In den vergangenen Jahrzehnten stieg die Sensibilität bezüglich Gewalt gegen Frauen stark an, was zu einer sich verringernden Dunkelziffer führte.[4] In jüngster Zeit förderten auch Social Media-Bewegungen wie #MeToo diese Entwicklung.

Formen der Gewalt

Gewalt gegen Frauen und Mädchen stellt die häufigste Menschenrechtsverletzung weltweit dar (UNICEF-Veröffentlichungen). Einem Bericht der Weltbank zufolge wird mindestens eine von drei Frauen weltweit im Laufe ihres Lebens geschlagen, vergewaltigt oder ist auf andere Weise Gewalt ausgesetzt.

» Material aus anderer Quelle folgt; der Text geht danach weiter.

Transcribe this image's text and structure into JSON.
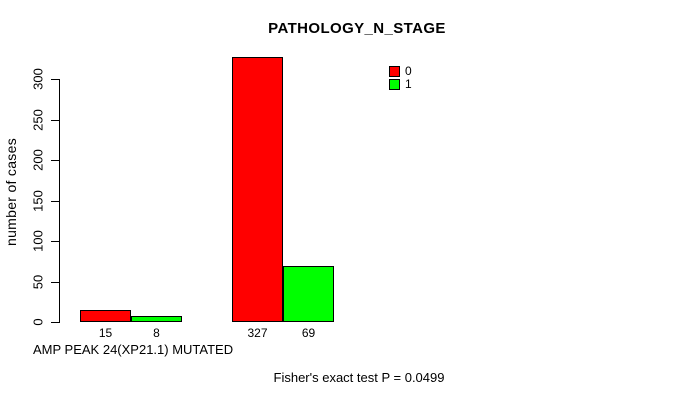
{
  "chart_data": {
    "type": "bar",
    "title": "PATHOLOGY_N_STAGE",
    "ylabel": "number of cases",
    "xlabel": "AMP PEAK 24(XP21.1) MUTATED",
    "annotation": "Fisher's exact test P = 0.0499",
    "ylim": [
      0,
      300
    ],
    "yticks": [
      0,
      50,
      100,
      150,
      200,
      250,
      300
    ],
    "grid": false,
    "bar_borders": true,
    "legend": {
      "position": "top-right",
      "entries": [
        {
          "label": "0",
          "color": "#FF0000"
        },
        {
          "label": "1",
          "color": "#00FF00"
        }
      ]
    },
    "series_colors": [
      "#FF0000",
      "#00FF00"
    ],
    "groups": [
      {
        "values": [
          15,
          8
        ]
      },
      {
        "values": [
          327,
          69
        ]
      }
    ],
    "bar_value_labels_shown": true
  }
}
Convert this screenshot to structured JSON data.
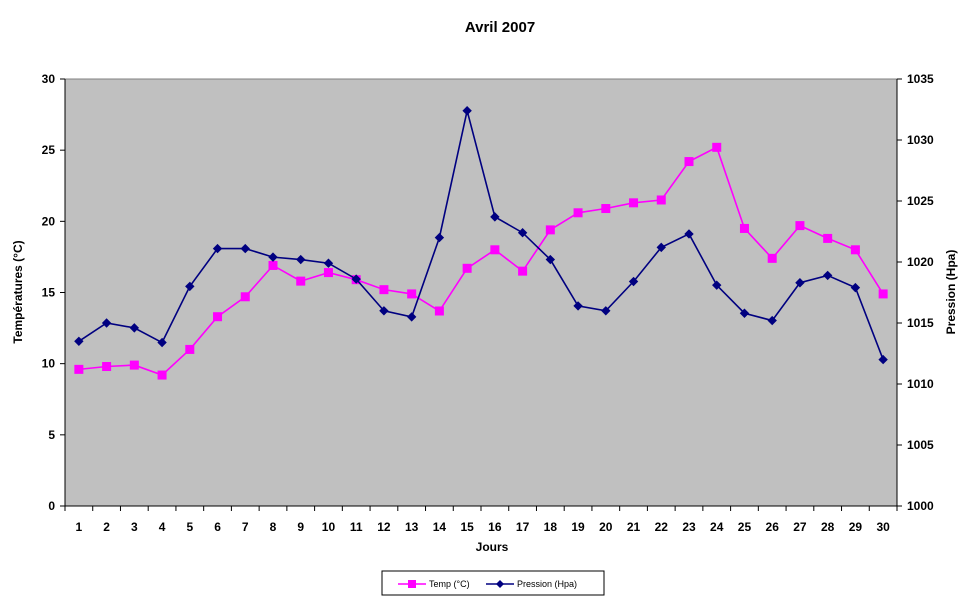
{
  "chart_data": {
    "type": "line",
    "title": "Avril 2007",
    "xlabel": "Jours",
    "ylabel_left": "Températures (°C)",
    "ylabel_right": "Pression (Hpa)",
    "x": [
      1,
      2,
      3,
      4,
      5,
      6,
      7,
      8,
      9,
      10,
      11,
      12,
      13,
      14,
      15,
      16,
      17,
      18,
      19,
      20,
      21,
      22,
      23,
      24,
      25,
      26,
      27,
      28,
      29,
      30
    ],
    "x_tick_labels": [
      "1",
      "2",
      "3",
      "4",
      "5",
      "6",
      "7",
      "8",
      "9",
      "10",
      "11",
      "12",
      "13",
      "14",
      "15",
      "16",
      "17",
      "18",
      "19",
      "20",
      "21",
      "22",
      "23",
      "24",
      "25",
      "26",
      "27",
      "28",
      "29",
      "30"
    ],
    "ylim_left": [
      0,
      30
    ],
    "y_left_ticks": [
      "0",
      "5",
      "10",
      "15",
      "20",
      "25",
      "30"
    ],
    "ylim_right": [
      1000,
      1035
    ],
    "y_right_ticks": [
      "1000",
      "1005",
      "1010",
      "1015",
      "1020",
      "1025",
      "1030",
      "1035"
    ],
    "grid": false,
    "plot_background": "#C0C0C0",
    "legend_position": "bottom-center",
    "series": [
      {
        "name": "Temp (°C)",
        "axis": "left",
        "color": "#FF00FF",
        "marker": "square",
        "values": [
          9.6,
          9.8,
          9.9,
          9.2,
          11.0,
          13.3,
          14.7,
          16.9,
          15.8,
          16.4,
          15.9,
          15.2,
          14.9,
          13.7,
          16.7,
          18.0,
          16.5,
          19.4,
          20.6,
          20.9,
          21.3,
          21.5,
          24.2,
          25.2,
          19.5,
          17.4,
          19.7,
          18.8,
          18.0,
          14.9
        ]
      },
      {
        "name": "Pression (Hpa)",
        "axis": "right",
        "color": "#000080",
        "marker": "diamond",
        "values": [
          1013.5,
          1015.0,
          1014.6,
          1013.4,
          1018.0,
          1021.1,
          1021.1,
          1020.4,
          1020.2,
          1019.9,
          1018.6,
          1016.0,
          1015.5,
          1022.0,
          1032.4,
          1023.7,
          1022.4,
          1020.2,
          1016.4,
          1016.0,
          1018.4,
          1021.2,
          1022.3,
          1018.1,
          1015.8,
          1015.2,
          1018.3,
          1018.9,
          1017.9,
          1012.0
        ]
      }
    ]
  }
}
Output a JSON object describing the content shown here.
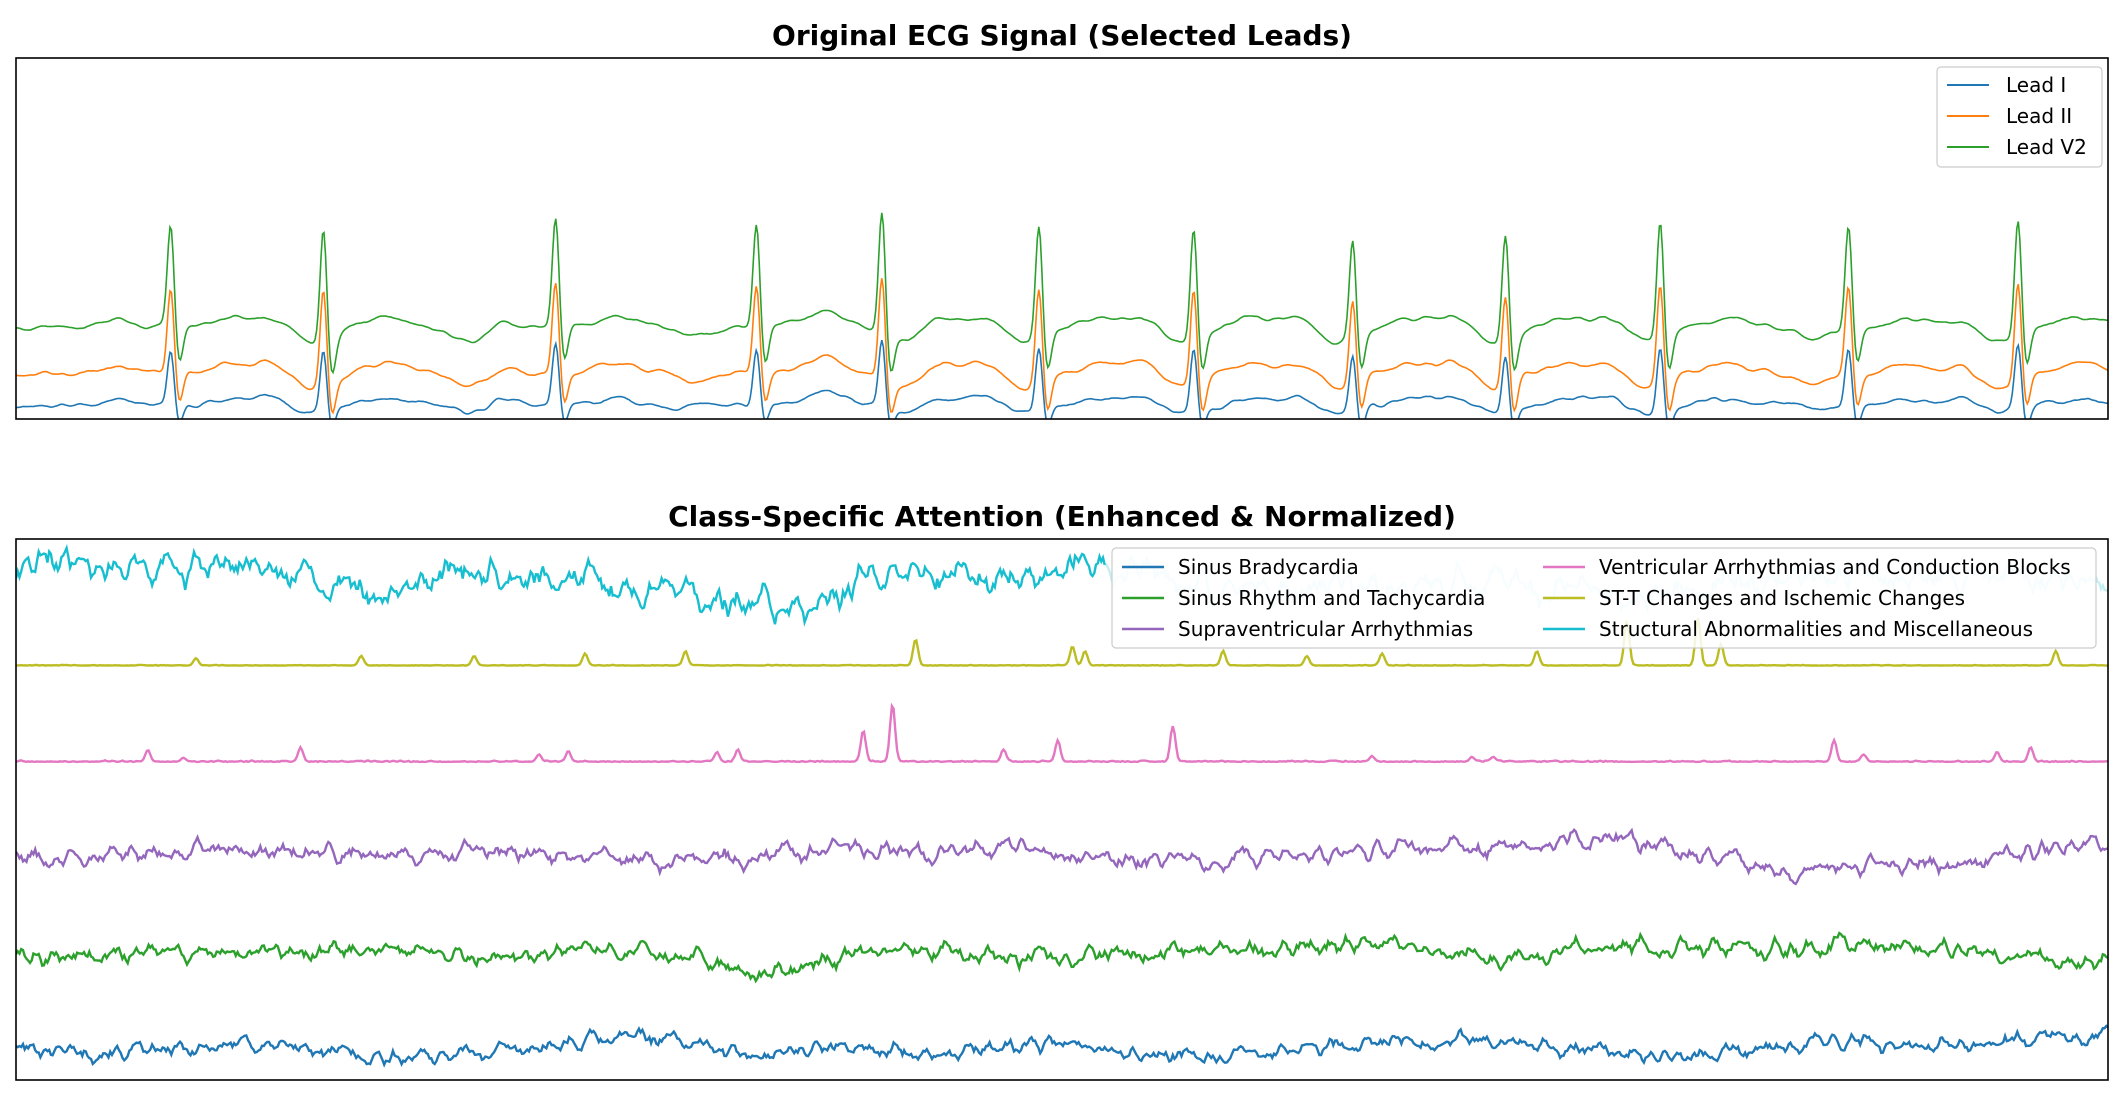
{
  "chart_data": [
    {
      "type": "line",
      "title": "Original ECG Signal (Selected Leads)",
      "xlabel": "",
      "ylabel": "",
      "axis_ticks": "hidden",
      "grid": false,
      "legend_position": "top-right",
      "beats": [
        0.074,
        0.147,
        0.258,
        0.354,
        0.414,
        0.489,
        0.563,
        0.639,
        0.712,
        0.786,
        0.876,
        0.957
      ],
      "beat_height": [
        0.82,
        0.93,
        0.89,
        0.85,
        1.0,
        0.92,
        0.92,
        0.81,
        0.86,
        0.96,
        0.84,
        0.93
      ],
      "series": [
        {
          "name": "Lead I",
          "color": "#1f77b4",
          "baseline": 0.85,
          "r_amp": 0.55
        },
        {
          "name": "Lead II",
          "color": "#ff7f0e",
          "baseline": 0.5,
          "r_amp": 0.85
        },
        {
          "name": "Lead V2",
          "color": "#2ca02c",
          "baseline": 0.0,
          "r_amp": 1.0
        }
      ]
    },
    {
      "type": "line",
      "title": "Class-Specific Attention (Enhanced & Normalized)",
      "xlabel": "",
      "ylabel": "",
      "axis_ticks": "hidden",
      "grid": false,
      "legend_position": "top-right",
      "legend_columns": 2,
      "series": [
        {
          "name": "Sinus Bradycardia",
          "color": "#1f77b4",
          "style": "noisy",
          "offset": 0.0,
          "amplitude": 0.22
        },
        {
          "name": "Sinus Rhythm and Tachycardia",
          "color": "#2ca02c",
          "style": "noisy",
          "offset": 0.87,
          "amplitude": 0.28
        },
        {
          "name": "Supraventricular Arrhythmias",
          "color": "#9467bd",
          "style": "noisy",
          "offset": 1.8,
          "amplitude": 0.25
        },
        {
          "name": "Ventricular Arrhythmias and Conduction Blocks",
          "color": "#e377c2",
          "style": "spiky",
          "offset": 2.66,
          "amplitude": 0.24,
          "peaks": [
            [
              0.063,
              0.05
            ],
            [
              0.08,
              0.015
            ],
            [
              0.136,
              0.06
            ],
            [
              0.25,
              0.03
            ],
            [
              0.264,
              0.04
            ],
            [
              0.335,
              0.04
            ],
            [
              0.345,
              0.05
            ],
            [
              0.405,
              0.13
            ],
            [
              0.419,
              0.24
            ],
            [
              0.472,
              0.05
            ],
            [
              0.498,
              0.09
            ],
            [
              0.553,
              0.15
            ],
            [
              0.648,
              0.02
            ],
            [
              0.696,
              0.02
            ],
            [
              0.706,
              0.02
            ],
            [
              0.869,
              0.09
            ],
            [
              0.883,
              0.03
            ],
            [
              0.947,
              0.04
            ],
            [
              0.963,
              0.06
            ]
          ]
        },
        {
          "name": "ST-T Changes and Ischemic Changes",
          "color": "#bcbd22",
          "style": "spiky",
          "offset": 3.55,
          "amplitude": 0.12,
          "peaks": [
            [
              0.086,
              0.03
            ],
            [
              0.165,
              0.04
            ],
            [
              0.219,
              0.04
            ],
            [
              0.272,
              0.05
            ],
            [
              0.32,
              0.06
            ],
            [
              0.43,
              0.11
            ],
            [
              0.505,
              0.08
            ],
            [
              0.511,
              0.06
            ],
            [
              0.577,
              0.06
            ],
            [
              0.617,
              0.04
            ],
            [
              0.653,
              0.05
            ],
            [
              0.727,
              0.06
            ],
            [
              0.77,
              0.19
            ],
            [
              0.804,
              0.2
            ],
            [
              0.815,
              0.09
            ],
            [
              0.975,
              0.06
            ]
          ]
        },
        {
          "name": "Structural Abnormalities and Miscellaneous",
          "color": "#17becf",
          "style": "noisy",
          "offset": 4.33,
          "amplitude": 0.4,
          "fade_from": 0.52
        }
      ]
    }
  ]
}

  • Häusliche Gewalt. Die weltweit am häufigsten auftretende Form von Gewalt gegen Frauen ist physische Gewalt durch eine vertraute Person im häuslichen Lebensbereich. 40 bis 70 Prozent der ermordeten Frauen in Australien, Russland, Israel, Kanada, Südafrika und den Vereinigten Staaten sind nach Schätzungen der WHO ihren Ehemänner oder Lebensgefährten zum Opfer gefallen. In Kolumbien wird an jedem sechsten Tag eine Frau von ihrem Partner oder Ex-Partner ermordet. In Deutschland steht bei fast jedem zweiten Frauenmord ein dem Opfer nahestehender Mann im Verdacht (BKA 2012).

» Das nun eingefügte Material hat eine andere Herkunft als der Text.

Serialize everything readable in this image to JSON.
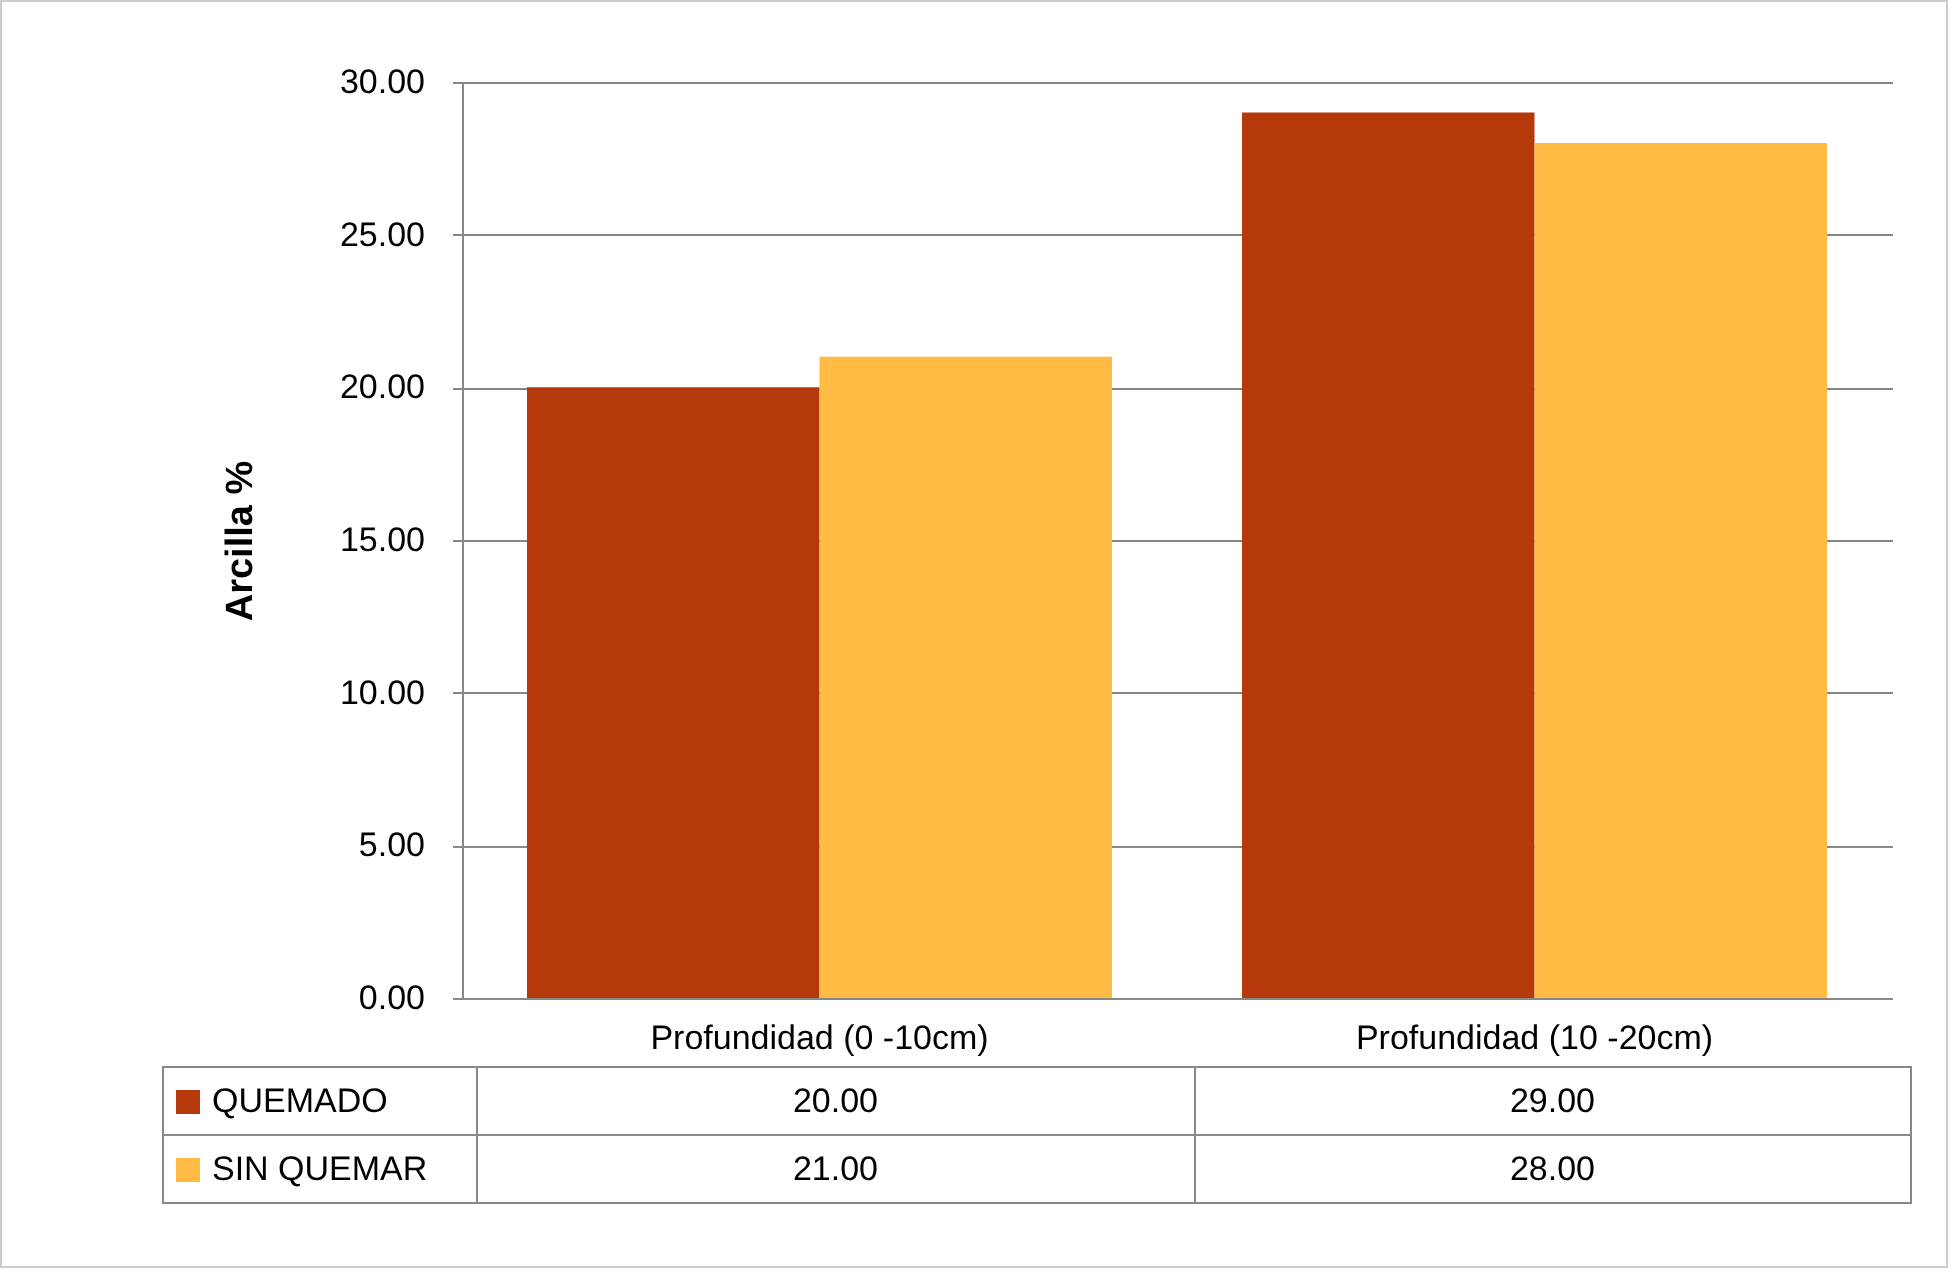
{
  "chart_data": {
    "type": "bar",
    "ylabel": "Arcilla %",
    "categories": [
      "Profundidad (0 -10cm)",
      "Profundidad (10 -20cm)"
    ],
    "series": [
      {
        "name": "QUEMADO",
        "color": "#b5390a",
        "values": [
          20.0,
          29.0
        ],
        "value_labels": [
          "20.00",
          "29.00"
        ]
      },
      {
        "name": "SIN QUEMAR",
        "color": "#ffbb44",
        "values": [
          21.0,
          28.0
        ],
        "value_labels": [
          "21.00",
          "28.00"
        ]
      }
    ],
    "ylim": [
      0,
      30
    ],
    "yticks": [
      {
        "value": 0,
        "label": "0.00"
      },
      {
        "value": 5,
        "label": "5.00"
      },
      {
        "value": 10,
        "label": "10.00"
      },
      {
        "value": 15,
        "label": "15.00"
      },
      {
        "value": 20,
        "label": "20.00"
      },
      {
        "value": 25,
        "label": "25.00"
      },
      {
        "value": 30,
        "label": "30.00"
      }
    ],
    "grid": "y",
    "legend": "bottom left"
  }
}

  • Sexualisierte Gewalt gegen Frauen. Weltweit wird eine von fünf Frauen in ihrem Leben Opfer von Vergewaltigung oder versuchter Vergewaltigung. In Indien wird alle 21 Minuten eine Frau vergewaltigt. „Die Dunkelziffer dürfte aber weitaus höher liegen, schätzt die Indologin Dorothea Riecker.“[2]
  • Auf der Flucht, beispielsweise von Syrien nach Europa, sind Frauen und Mädchen besonders gefährdet, Opfer von Gewalt zu werden, darunter auch sexueller Gewalt.[5]
  • Mitgiftmorde, ein Verbrechen, bei dem die Frau durch ihren Ehemann oder durch ihre Schwiegereltern umgebracht wird, weil ihre Familie nach der Heirat die Mitgift für die Familie des (neuen) Mannes nicht aufbringen kann, sind in Südasien, v. a. Indien, verbreitet.
  • Ehrenmord. Nach Schätzungen des UN-Weltbevölkerungsberichtes Ending Violence against Women and Girls kommen bei steigender Tendenz jährlich 5000 Frauen weltweit durch sogenannte Ehrenmorde ums Leben. Bei den Tätern handelt es sich überwiegend um männliche Familienangehörige. Mitunter werden sie nach einem traditionellen Regelwerk oder aus strategischen Gründen zur Strafminderung bestimmt. Laut Bericht entgehen die Täter dem eigentlichen Strafmaß ohne Verurteilung oder mit milderen Strafen. Der Bericht vermerkt, dass Ehrenmorde hauptsächlich in Ländern mit einer überwiegend muslimischen Bevölkerung begangen werden, sich allerdings nicht auf diese Länder begrenzen lassen.[6] Wolfram Reiss zufolge werden Ehrenmorde an Frauen vermehrt auch in Indien und Brasilien begangen.[7] Eine vom Bundeskriminalamts beauftragte Studie auf der Basis von 78 Prozessakten mit dem Titel Ehrenmorde in Deutschland 1996–2005 kam zu dem Ergebnis, dass die Opfer zu 57 Prozent weiblich waren, die mehrheitlich männlichen Täter zu 91 Prozent Migranten aus der ersten Generation.[8]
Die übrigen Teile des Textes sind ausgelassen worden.